La Lega Nord punta su Manuel Ghilardelli, Matteo Rancan, Silvia Testa e Loredana Bossi.

Il Movimento 5 Stelle presenta quattro candidati: Roberto Accordino, Roberta Buzzini, Silvana Gnecchi e Loenardo Vecchi.

Sinistra Ecologia e Libertà ha candidato Giuseppe Mori, Roberto Bassi, Alessandra Calì, Sara Dallabora.
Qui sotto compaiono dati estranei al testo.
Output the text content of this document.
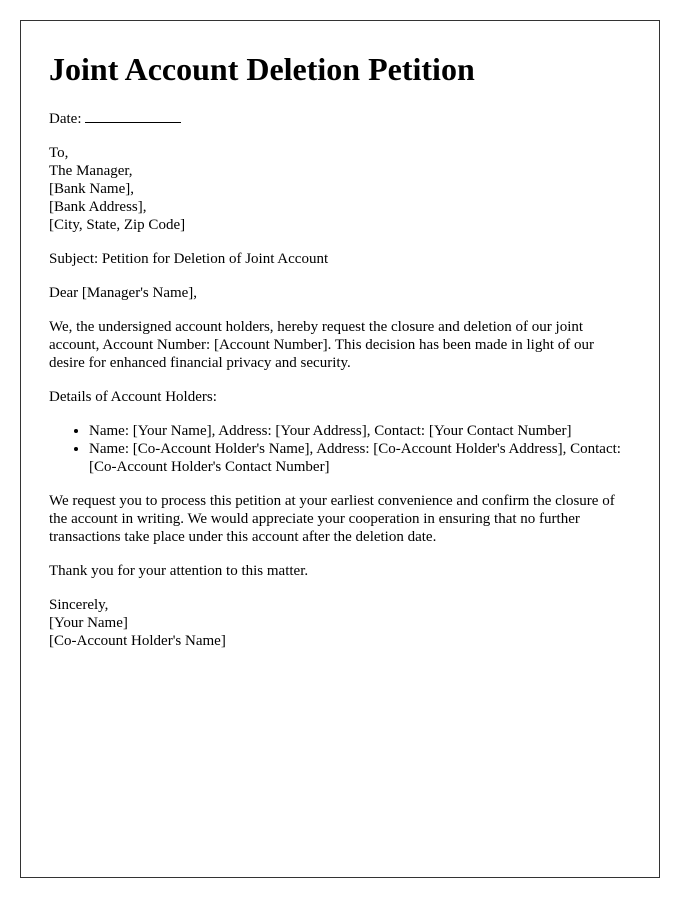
Joint Account Deletion Petition

Date:

To,
The Manager,
[Bank Name],
[Bank Address],
[City, State, Zip Code]

Subject: Petition for Deletion of Joint Account

Dear [Manager's Name],

We, the undersigned account holders, hereby request the closure and deletion of our joint account, Account Number: [Account Number]. This decision has been made in light of our desire for enhanced financial privacy and security.

Details of Account Holders:

• Name: [Your Name], Address: [Your Address], Contact: [Your Contact Number]
• Name: [Co-Account Holder's Name], Address: [Co-Account Holder's Address], Contact: [Co-Account Holder's Contact Number]

We request you to process this petition at your earliest convenience and confirm the closure of the account in writing. We would appreciate your cooperation in ensuring that no further transactions take place under this account after the deletion date.

Thank you for your attention to this matter.

Sincerely,
[Your Name]
[Co-Account Holder's Name]
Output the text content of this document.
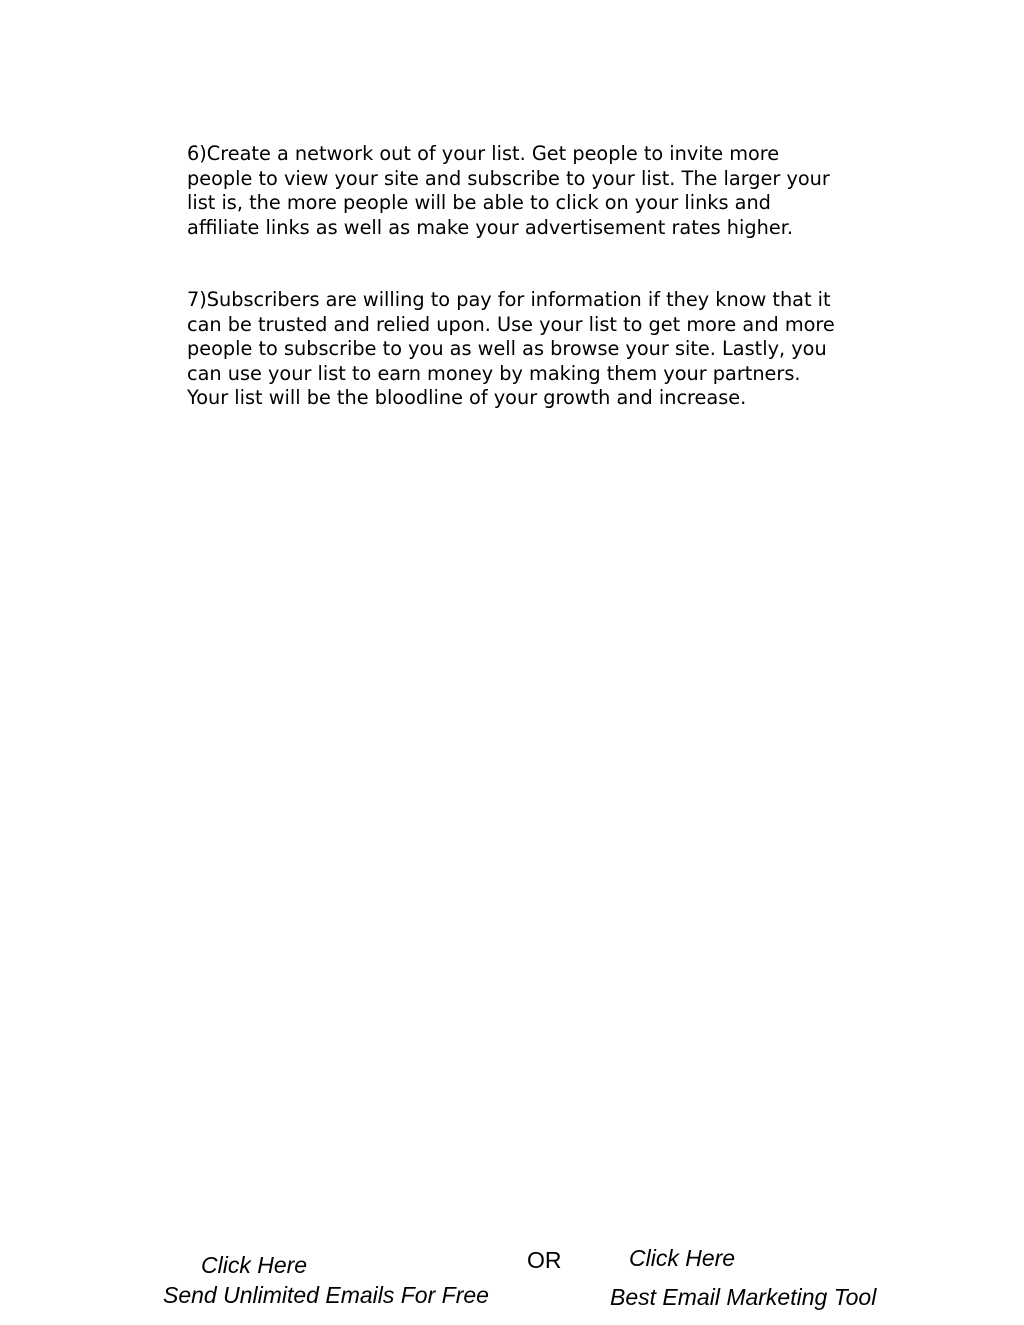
6)Create a network out of your list. Get people to invite more
people to view your site and subscribe to your list. The larger your
list is, the more people will be able to click on your links and
affiliate links as well as make your advertisement rates higher.
7)Subscribers are willing to pay for information if they know that it
can be trusted and relied upon. Use your list to get more and more
people to subscribe to you as well as browse your site. Lastly, you
can use your list to earn money by making them your partners.
Your list will be the bloodline of your growth and increase.
Click Here
Send Unlimited Emails For Free
OR	Click Here
Best Email Marketing Tool
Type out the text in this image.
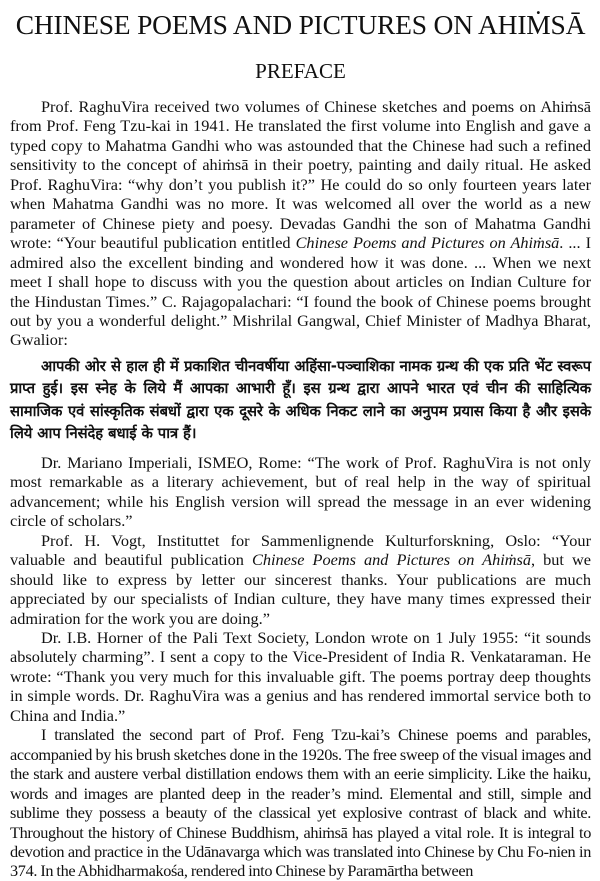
CHINESE POEMS AND PICTURES ON AHIṀSĀ
PREFACE

Prof. RaghuVira received two volumes of Chinese sketches and poems on Ahiṁsā from Prof. Feng Tzu-kai in 1941. He translated the first volume into English and gave a typed copy to Mahatma Gandhi who was astounded that the Chinese had such a refined sensitivity to the concept of ahiṁsā in their poetry, painting and daily ritual. He asked Prof. RaghuVira: “why don’t you publish it?” He could do so only fourteen years later when Mahatma Gandhi was no more. It was welcomed all over the world as a new parameter of Chinese piety and poesy. Devadas Gandhi the son of Mahatma Gandhi wrote: “Your beautiful publication entitled Chinese Poems and Pictures on Ahiṁsā. ... I admired also the excellent binding and wondered how it was done. ... When we next meet I shall hope to discuss with you the question about articles on Indian Culture for the Hindustan Times.” C. Rajagopalachari: “I found the book of Chinese poems brought out by you a wonderful delight.” Mishrilal Gangwal, Chief Minister of Madhya Bharat, Gwalior:

आपकी ओर से हाल ही में प्रकाशित चीनवर्षीया अहिंसा-पञ्चाशिका नामक ग्रन्थ की एक प्रति भेंट स्वरूप प्राप्त हुई। इस स्नेह के लिये मैं आपका आभारी हूँ। इस ग्रन्थ द्वारा आपने भारत एवं चीन की साहित्यिक सामाजिक एवं सांस्कृतिक संबधों द्वारा एक दूसरे के अधिक निकट लाने का अनुपम प्रयास किया है और इसके लिये आप निसंदेह बधाई के पात्र हैं।

Dr. Mariano Imperiali, ISMEO, Rome: “The work of Prof. RaghuVira is not only most remarkable as a literary achievement, but of real help in the way of spiritual advancement; while his English version will spread the message in an ever widening circle of scholars.”

Prof. H. Vogt, Instituttet for Sammenlignende Kulturforskning, Oslo: “Your valuable and beautiful publication Chinese Poems and Pictures on Ahiṁsā, but we should like to express by letter our sincerest thanks. Your publications are much appreciated by our specialists of Indian culture, they have many times expressed their admiration for the work you are doing.”

Dr. I.B. Horner of the Pali Text Society, London wrote on 1 July 1955: “it sounds absolutely charming”. I sent a copy to the Vice-President of India R. Venkataraman. He wrote: “Thank you very much for this invaluable gift. The poems portray deep thoughts in simple words. Dr. RaghuVira was a genius and has rendered immortal service both to China and India.”

I translated the second part of Prof. Feng Tzu-kai’s Chinese poems and parables, accompanied by his brush sketches done in the 1920s. The free sweep of the visual images and the stark and austere verbal distillation endows them with an eerie simplicity. Like the haiku, words and images are planted deep in the reader’s mind. Elemental and still, simple and sublime they possess a beauty of the classical yet explosive contrast of black and white. Throughout the history of Chinese Buddhism, ahiṁsā has played a vital role. It is integral to devotion and practice in the Udānavarga which was translated into Chinese by Chu Fo-nien in 374. In the Abhidharmakośa, rendered into Chinese by Paramārtha between
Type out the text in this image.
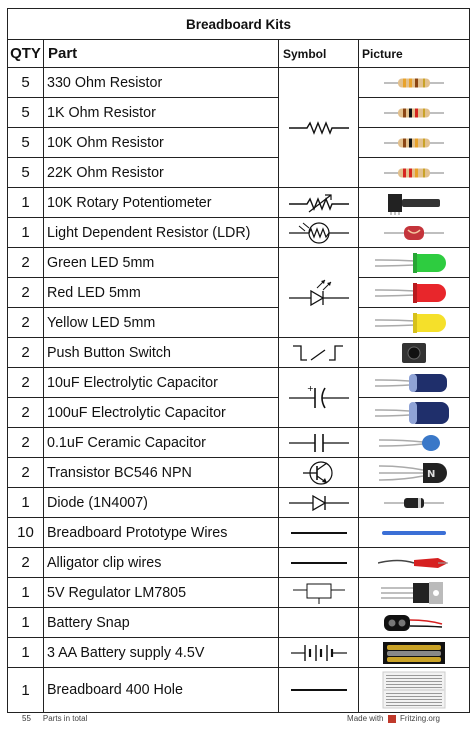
Breadboard Kits			
QTY	Part	Symbol	Picture
5	330 Ohm Resistor	

5	1K Ohm Resistor	

5	10K Ohm Resistor	

5	22K Ohm Resistor	

1	10K Rotary Potentiometer	

1	Light Dependent Resistor (LDR)	

2	Green LED 5mm	

2	Red LED 5mm	

2	Yellow LED 5mm	

2	Push Button Switch	

2	10uF Electrolytic Capacitor	+

2	100uF Electrolytic Capacitor	

2	0.1uF Ceramic Capacitor	

2	Transistor BC546 NPN		N

1	Diode (1N4007)	

10	Breadboard Prototype Wires	

2	Alligator clip wires	

1	5V Regulator LM7805	

1	Battery Snap		

1	3 AA Battery supply 4.5V	

1	Breadboard 400 Hole	

55 Parts in total	Made with Fritzing.org
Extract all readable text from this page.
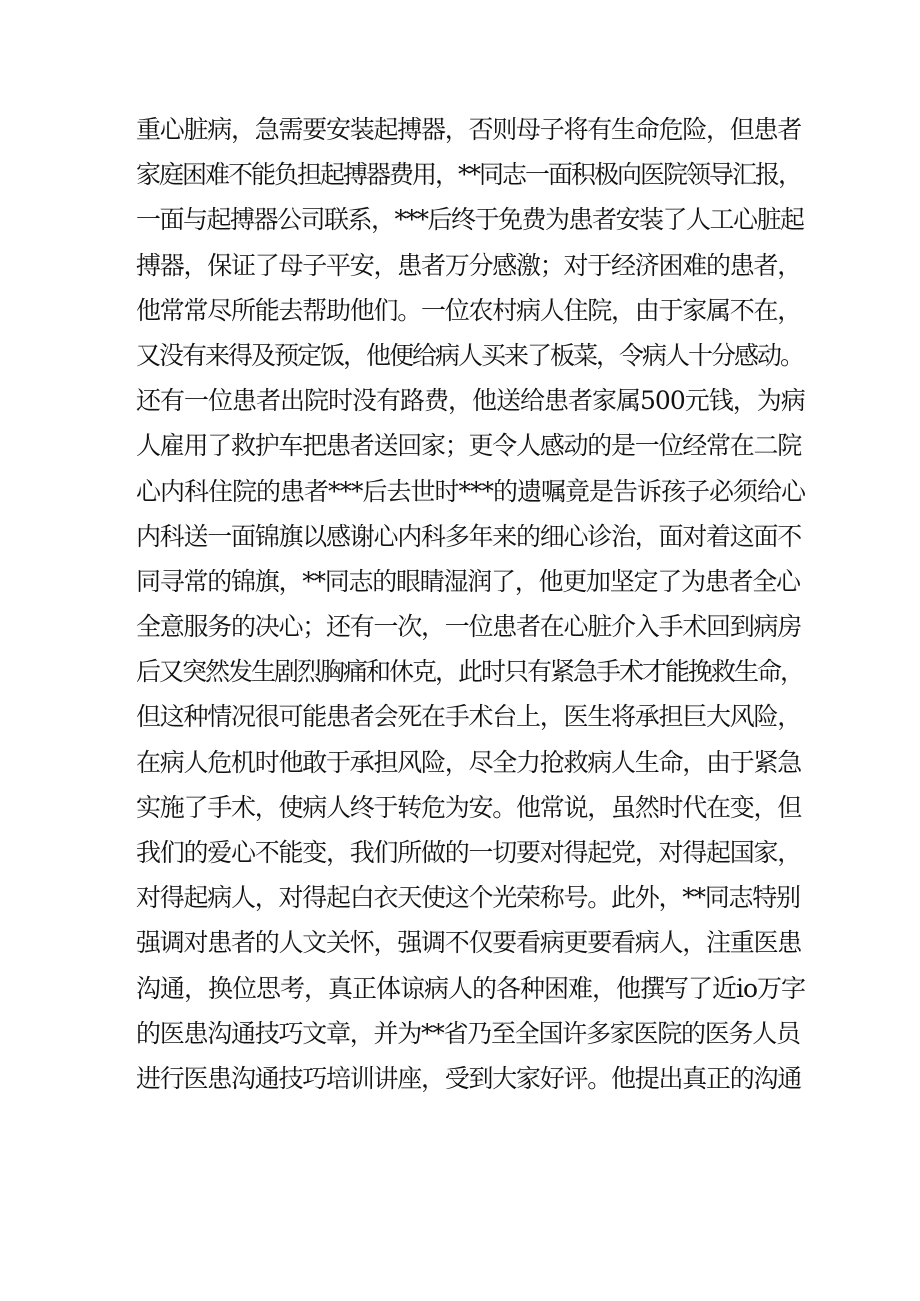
重心脏病，急需要安装起搏器，否则母子将有生命危险，但患者
家庭困难不能负担起搏器费用，**同志一面积极向医院领导汇报，
一面与起搏器公司联系，***后终于免费为患者安装了人工心脏起
搏器，保证了母子平安，患者万分感激；对于经济困难的患者，
他常常尽所能去帮助他们。一位农村病人住院，由于家属不在，
又没有来得及预定饭，他便给病人买来了板菜，令病人十分感动。
还有一位患者出院时没有路费，他送给患者家属500元钱，为病
人雇用了救护车把患者送回家；更令人感动的是一位经常在二院
心内科住院的患者***后去世时***的遗嘱竟是告诉孩子必须给心
内科送一面锦旗以感谢心内科多年来的细心诊治，面对着这面不
同寻常的锦旗，**同志的眼睛湿润了，他更加坚定了为患者全心
全意服务的决心；还有一次，一位患者在心脏介入手术回到病房
后又突然发生剧烈胸痛和休克，此时只有紧急手术才能挽救生命，
但这种情况很可能患者会死在手术台上，医生将承担巨大风险，
在病人危机时他敢于承担风险，尽全力抢救病人生命，由于紧急
实施了手术，使病人终于转危为安。他常说，虽然时代在变，但
我们的爱心不能变，我们所做的一切要对得起党，对得起国家，
对得起病人，对得起白衣天使这个光荣称号。此外，**同志特别
强调对患者的人文关怀，强调不仅要看病更要看病人，注重医患
沟通，换位思考，真正体谅病人的各种困难，他撰写了近io万字
的医患沟通技巧文章，并为**省乃至全国许多家医院的医务人员
进行医患沟通技巧培训讲座，受到大家好评。他提出真正的沟通
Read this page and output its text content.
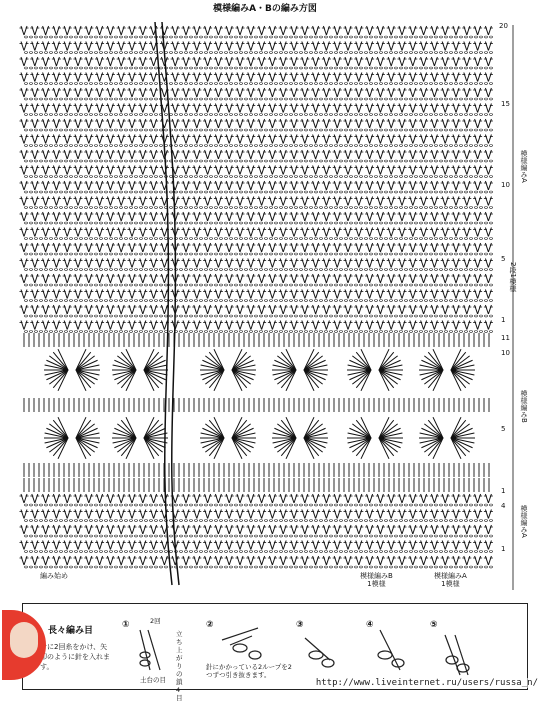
模様編みA・Bの編み方図
20
15
10
5
1
11
10
5
1
4
1
模様編みA
2段1模様
模様編みB
模様編みA
編み始め	模様編みB
1模様
模様編みA
1模様
長々編み目
針に2回糸をかけ、矢印のように針を入れます。
①	②	③	④	⑤
2回
立ち上がりの鎖4目
土台の目
針にかかっている2ループを2つずつ引き抜きます。
http://www.liveinternet.ru/users/russa_n/
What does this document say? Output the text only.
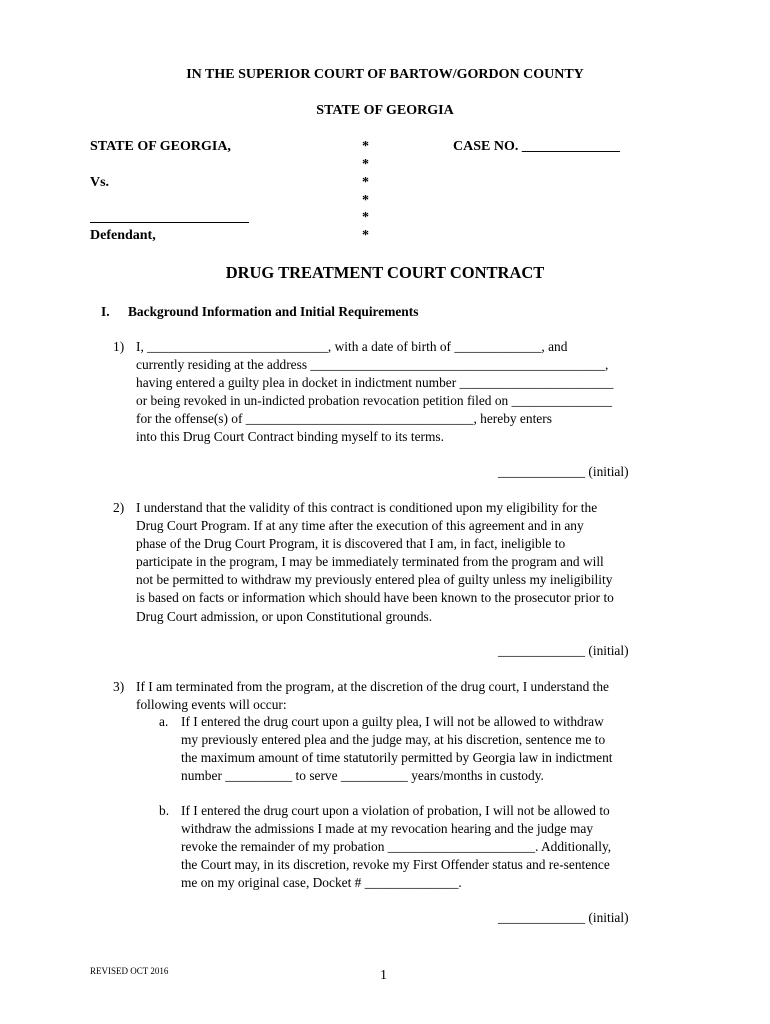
IN THE SUPERIOR COURT OF BARTOW/GORDON COUNTY
STATE OF GEORGIA
STATE OF GEORGIA,
Vs.
Defendant,
CASE NO. ______________
*
*
*
*
*
*
DRUG TREATMENT COURT CONTRACT
I. Background Information and Initial Requirements
1) I, ___________________________, with a date of birth of _____________, and
currently residing at the address ____________________________________________,
having entered a guilty plea in docket in indictment number _______________________
or being revoked in un-indicted probation revocation petition filed on _______________
for the offense(s) of __________________________________, hereby enters
into this Drug Court Contract binding myself to its terms.
_____________ (initial)
2) I understand that the validity of this contract is conditioned upon my eligibility for the
Drug Court Program. If at any time after the execution of this agreement and in any
phase of the Drug Court Program, it is discovered that I am, in fact, ineligible to
participate in the program, I may be immediately terminated from the program and will
not be permitted to withdraw my previously entered plea of guilty unless my ineligibility
is based on facts or information which should have been known to the prosecutor prior to
Drug Court admission, or upon Constitutional grounds.
_____________ (initial)
3) If I am terminated from the program, at the discretion of the drug court, I understand the
following events will occur:
a. If I entered the drug court upon a guilty plea, I will not be allowed to withdraw
my previously entered plea and the judge may, at his discretion, sentence me to
the maximum amount of time statutorily permitted by Georgia law in indictment
number __________ to serve __________ years/months in custody.
b. If I entered the drug court upon a violation of probation, I will not be allowed to
withdraw the admissions I made at my revocation hearing and the judge may
revoke the remainder of my probation ______________________. Additionally,
the Court may, in its discretion, revoke my First Offender status and re-sentence
me on my original case, Docket # ______________.
_____________ (initial)
REVISED OCT 2016	1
Per L’Altra Emilia Romagna si candidano l’ex assessore comunale Manuela Bruschini, Basilio Riga, Stefania De Micheli e Andrea Poggi.

regione emilia

PD, SPACCATURA IN VISTA DELLE REGIONALI

Iscrizioni a picco, primarie flop, minoranza in subbuglio. Il Partito Democratico, non solo piacentino, a poche settimane dalle elezioni regionali il clima non è propriamente disteso. Alle primarie per la scelta del candidato presidente alla regione, conquistate da Stefano Bonaccini, l’affluenza è stata de record, in senso negativo, mai così bassa negli ultimi anni. Le tessere degli iscritti sono calate paurosamente, tanto che l’ex segretario Bersani ha messo in guardia l’attuale classe dirigente del partito dal rischio di un collasso. A livello locale ha preso ufficialmente il via la campagna elettorale in vista del 23 novembre. Dopo il ritiro dalla competizione di Elisabetta Rapetti, sono rimasti in pista per entrare in consiglio regionale, senza bisogno delle “primariette”, Paola Gazzolo già assessore regionale, Katia Tarasconi, Alessandro Ghisoni e Gianluigi Molinari. Proprio sulle scelte dell’attuale segretario provinciale si sta consumando la frattura interna. Molinari infatti ha deciso di non autosospendersi nel corso della campagna elettorale e neppure di optare per l’ordine alfabetico dei candidati, sarà il segretario a guidare il gruppo dei piacentini. Due decisioni che hanno fatto infuriare la minoranza del partito. Molinari si autosospenderà solo dalle attività pubbliche che riguardano le elezioni regionali e il suo nome sarà a capo della lista. La maggioranza difende le scelte del segretario: è giusto che guidi, anche in questa circostanza, il gruppo piacentino. Accuse pretestuose che riportano a galla vecchi livori e vecchi rancori da parte di chi, fino a poco tempo fa, era la maggioranza del partito? Alla fine il risultato è lo specchio del quadro nazionale: una evidente divisione interna.

Molinari Pd

PD, CALANO GLI ISCRITTI. DURA LA REAZIONE DI BERSANI

Il Pd ha fatto flop non solo per le primarie in Emilia Romagna ma anche per la campagna tesseramenti. Dai dati resi noti da Repubblica risultano persi in un anno circa 400 mila iscritti. E se il vice segretario Lorenzo Guerini twitta che “sarebbe bello non diffondere dati a caso”, l’ex numero uno del Pd Pierluigi Bersani ha una reazione ben più dura: “Un partito fatto solo di elettori e non più di iscritti, non è più un partito. Lo statuto dice che il Pd è un partito di iscritti e di elettori. Ovviamente – dice Bersani  – se diventasse solo un partito di elettori diventerebbe un’altra cosa… Uno spazio politico e non un soggetto politico. Ma non siamo a questo e – assicura – non finiremo lì”. Nel Partito Democratico negano che questi siano segnali di crisi: l’obiettivo è superare i 300mila iscritti dicono, stima che comunque sarebbe inferiore a quella dello scorso anno, quando le tessere del Pd erano quasi 540 mila . Per il partito il calo è dovuto all’impegno dei circoli per la campagna elettorale europea che ha messo in secondo piano l’attività ordinaria. Sarà, nel frattempo però i segnali tra l’affluenza flop in Emilia Romagna e il calo degli iscritti sono un dato di fatto che impongono al Pd una riflessione.